Another time paired samples t-tests are useful is when you have two variables with the same units of measure from the same subjects from the same time and you want to see if the subjects score differently on one test compared to the other. This is the example we will use in this chapter to illustrate the test. In the sample data set of genetic counselors, there are two interval variables that have the same unit of measure - a 10 point scale. However, one variable asked genetic counselors how religious they were and the other asked them how spiritual they were. Since it is the same subjects being asked different questions that use the same metric, we can compare their scores on these two variables using a paired samples t-test.

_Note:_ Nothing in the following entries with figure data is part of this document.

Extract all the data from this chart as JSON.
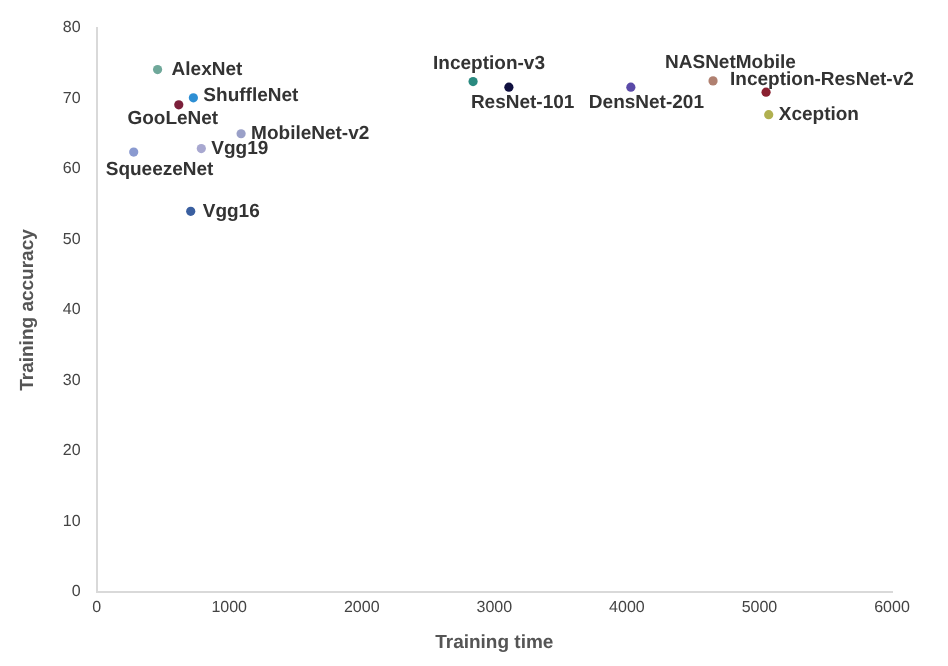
{
  "chart_data": {
    "type": "scatter",
    "xlabel": "Training time",
    "ylabel": "Training accuracy",
    "xlim": [
      0,
      6000
    ],
    "xticks": [
      0,
      1000,
      2000,
      3000,
      4000,
      5000,
      6000
    ],
    "ylim": [
      0,
      80
    ],
    "yticks": [
      0,
      10,
      20,
      30,
      40,
      50,
      60,
      70,
      80
    ],
    "grid": false,
    "legend": false,
    "marker": "circle",
    "series": [
      {
        "name": "AlexNet",
        "color": "#6fa89a",
        "x": [
          460
        ],
        "values": [
          74.1
        ]
      },
      {
        "name": "ShuffleNet",
        "color": "#2e8fd4",
        "x": [
          730
        ],
        "values": [
          70.1
        ]
      },
      {
        "name": "GooLeNet",
        "color": "#7b1f3a",
        "x": [
          620
        ],
        "values": [
          69.1
        ]
      },
      {
        "name": "MobileNet-v2",
        "color": "#9aa0c8",
        "x": [
          1090
        ],
        "values": [
          65.0
        ]
      },
      {
        "name": "Vgg19",
        "color": "#a8a8d0",
        "x": [
          790
        ],
        "values": [
          62.9
        ]
      },
      {
        "name": "SqueezeNet",
        "color": "#8a9ad0",
        "x": [
          280
        ],
        "values": [
          62.4
        ]
      },
      {
        "name": "Vgg16",
        "color": "#3a5fa0",
        "x": [
          710
        ],
        "values": [
          54.0
        ]
      },
      {
        "name": "Inception-v3",
        "color": "#2a8a80",
        "x": [
          2840
        ],
        "values": [
          72.4
        ]
      },
      {
        "name": "ResNet-101",
        "color": "#101040",
        "x": [
          3110
        ],
        "values": [
          71.6
        ]
      },
      {
        "name": "DensNet-201",
        "color": "#5a4aa8",
        "x": [
          4030
        ],
        "values": [
          71.6
        ]
      },
      {
        "name": "NASNetMobile",
        "color": "#b08070",
        "x": [
          4650
        ],
        "values": [
          72.5
        ]
      },
      {
        "name": "Inception-ResNet-v2",
        "color": "#8a2030",
        "x": [
          5050
        ],
        "values": [
          70.9
        ]
      },
      {
        "name": "Xception",
        "color": "#b0b050",
        "x": [
          5070
        ],
        "values": [
          67.7
        ]
      }
    ]
  }
}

Here's how this is done in SPSS. To begin with, select "Analyze" -> "Compare Means" -> "Paired-Samples T Test":
The "Paired-Samples T Test" window will open:
To select the variables to compare, you have to actually select two variables at the same time. To do this, select the first variable, then hold down "Control" and select the second, then move them over to the "Paired Variables" box with the blue arrow:
Then hit "OK." You'll get the following tables in the Output Window:
The first table provides basic sample and variable statistics for the two variables, including the Mean, the sample size, the Standard Deviation, and the Standard Error of the Mean. Of interest in our comparison are the two means. On the spirituality scale, genetic counselors report a mean of 6.17. On the religiosity scale, genetic counselors report a mean of 4.64. Those appear to be quite different scores, but the question of interest is whether those scores are different due to chance or due to an actual affect in the population. The paired-samples t test allows us to determine that.

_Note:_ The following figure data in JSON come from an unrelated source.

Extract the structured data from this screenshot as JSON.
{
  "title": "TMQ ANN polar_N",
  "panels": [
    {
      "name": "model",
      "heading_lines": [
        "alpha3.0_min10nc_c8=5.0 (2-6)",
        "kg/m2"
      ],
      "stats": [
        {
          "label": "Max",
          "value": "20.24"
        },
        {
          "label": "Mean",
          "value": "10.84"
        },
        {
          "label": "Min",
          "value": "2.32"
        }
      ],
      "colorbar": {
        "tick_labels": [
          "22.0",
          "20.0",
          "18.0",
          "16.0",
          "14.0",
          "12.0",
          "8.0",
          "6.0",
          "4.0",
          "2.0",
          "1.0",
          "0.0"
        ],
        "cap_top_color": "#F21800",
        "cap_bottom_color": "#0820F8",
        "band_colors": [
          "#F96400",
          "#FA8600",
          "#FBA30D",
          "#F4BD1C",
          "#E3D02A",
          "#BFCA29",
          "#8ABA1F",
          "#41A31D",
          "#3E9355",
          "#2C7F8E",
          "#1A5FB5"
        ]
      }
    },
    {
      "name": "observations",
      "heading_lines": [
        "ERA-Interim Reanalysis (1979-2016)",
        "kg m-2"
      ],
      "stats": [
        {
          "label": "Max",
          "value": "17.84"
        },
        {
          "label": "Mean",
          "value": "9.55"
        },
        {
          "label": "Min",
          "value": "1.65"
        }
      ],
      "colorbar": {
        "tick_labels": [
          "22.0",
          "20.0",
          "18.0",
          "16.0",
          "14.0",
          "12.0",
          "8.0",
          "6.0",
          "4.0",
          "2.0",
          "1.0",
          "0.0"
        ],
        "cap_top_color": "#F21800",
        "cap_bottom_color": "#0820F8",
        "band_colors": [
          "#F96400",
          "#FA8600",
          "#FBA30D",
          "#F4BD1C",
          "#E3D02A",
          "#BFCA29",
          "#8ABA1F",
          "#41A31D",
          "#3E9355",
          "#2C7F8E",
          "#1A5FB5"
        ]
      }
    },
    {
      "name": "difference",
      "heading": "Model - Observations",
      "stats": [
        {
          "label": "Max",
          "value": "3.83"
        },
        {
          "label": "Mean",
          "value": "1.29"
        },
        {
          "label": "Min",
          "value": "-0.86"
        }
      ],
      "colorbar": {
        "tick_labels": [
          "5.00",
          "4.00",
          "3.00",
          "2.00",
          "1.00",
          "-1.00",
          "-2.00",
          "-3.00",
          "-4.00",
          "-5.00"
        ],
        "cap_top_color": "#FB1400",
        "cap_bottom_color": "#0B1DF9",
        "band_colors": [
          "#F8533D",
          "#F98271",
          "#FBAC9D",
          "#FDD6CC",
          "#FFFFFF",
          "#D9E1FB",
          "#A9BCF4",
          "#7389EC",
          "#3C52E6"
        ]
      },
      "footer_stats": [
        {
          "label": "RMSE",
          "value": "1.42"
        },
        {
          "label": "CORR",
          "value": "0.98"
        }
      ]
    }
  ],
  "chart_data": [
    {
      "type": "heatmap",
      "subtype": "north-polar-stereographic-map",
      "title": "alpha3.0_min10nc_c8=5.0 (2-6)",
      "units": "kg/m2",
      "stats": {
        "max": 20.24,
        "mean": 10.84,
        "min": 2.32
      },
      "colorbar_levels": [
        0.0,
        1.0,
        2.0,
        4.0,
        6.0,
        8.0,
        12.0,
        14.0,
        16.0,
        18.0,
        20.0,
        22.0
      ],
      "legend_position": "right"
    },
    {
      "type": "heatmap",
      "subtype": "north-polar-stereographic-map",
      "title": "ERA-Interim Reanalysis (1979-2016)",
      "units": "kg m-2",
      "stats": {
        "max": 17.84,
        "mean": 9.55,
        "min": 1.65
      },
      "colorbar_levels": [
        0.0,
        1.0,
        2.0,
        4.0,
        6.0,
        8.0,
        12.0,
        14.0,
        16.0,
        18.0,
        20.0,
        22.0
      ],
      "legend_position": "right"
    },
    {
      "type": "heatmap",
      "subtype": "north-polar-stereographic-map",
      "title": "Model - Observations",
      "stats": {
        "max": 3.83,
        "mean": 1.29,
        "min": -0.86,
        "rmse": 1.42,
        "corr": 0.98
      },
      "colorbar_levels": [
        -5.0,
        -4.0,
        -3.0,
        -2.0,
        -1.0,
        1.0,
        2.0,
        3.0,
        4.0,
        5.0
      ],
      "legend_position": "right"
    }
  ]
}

The second table, a correlation table, is discussed in the chapter on correlation, so it will not be discussed here.
The third table is the "Paired Samples Test" table. The first column is labeled the "Mean" and it is the average difference between the two variable means. The "Std. Deviation" and "Std. Error of the Mean" are calculated on the average mean in the first column. Columns four and five are lower and upper confidence intervals for the difference. For more information on confidence intervals, see the chapter on confidence intervals. The sixth column, "t", is the t-score. The seventh is the degrees of freedom. The eight column provides the p-value for the difference of means. In our example, the p-value is .000, which is less than a standard alpha of .05, indicating that the odds of these two scores being different due to random chance assuming they are actually the same is less than 1 in 1000. In this case, we would reject the null hypothesis that they are the same and accept the alternative. There is a significant difference between the religiosity and spirituality of genetic counselors; genetic counselors are significantly more spiritual than they are religious.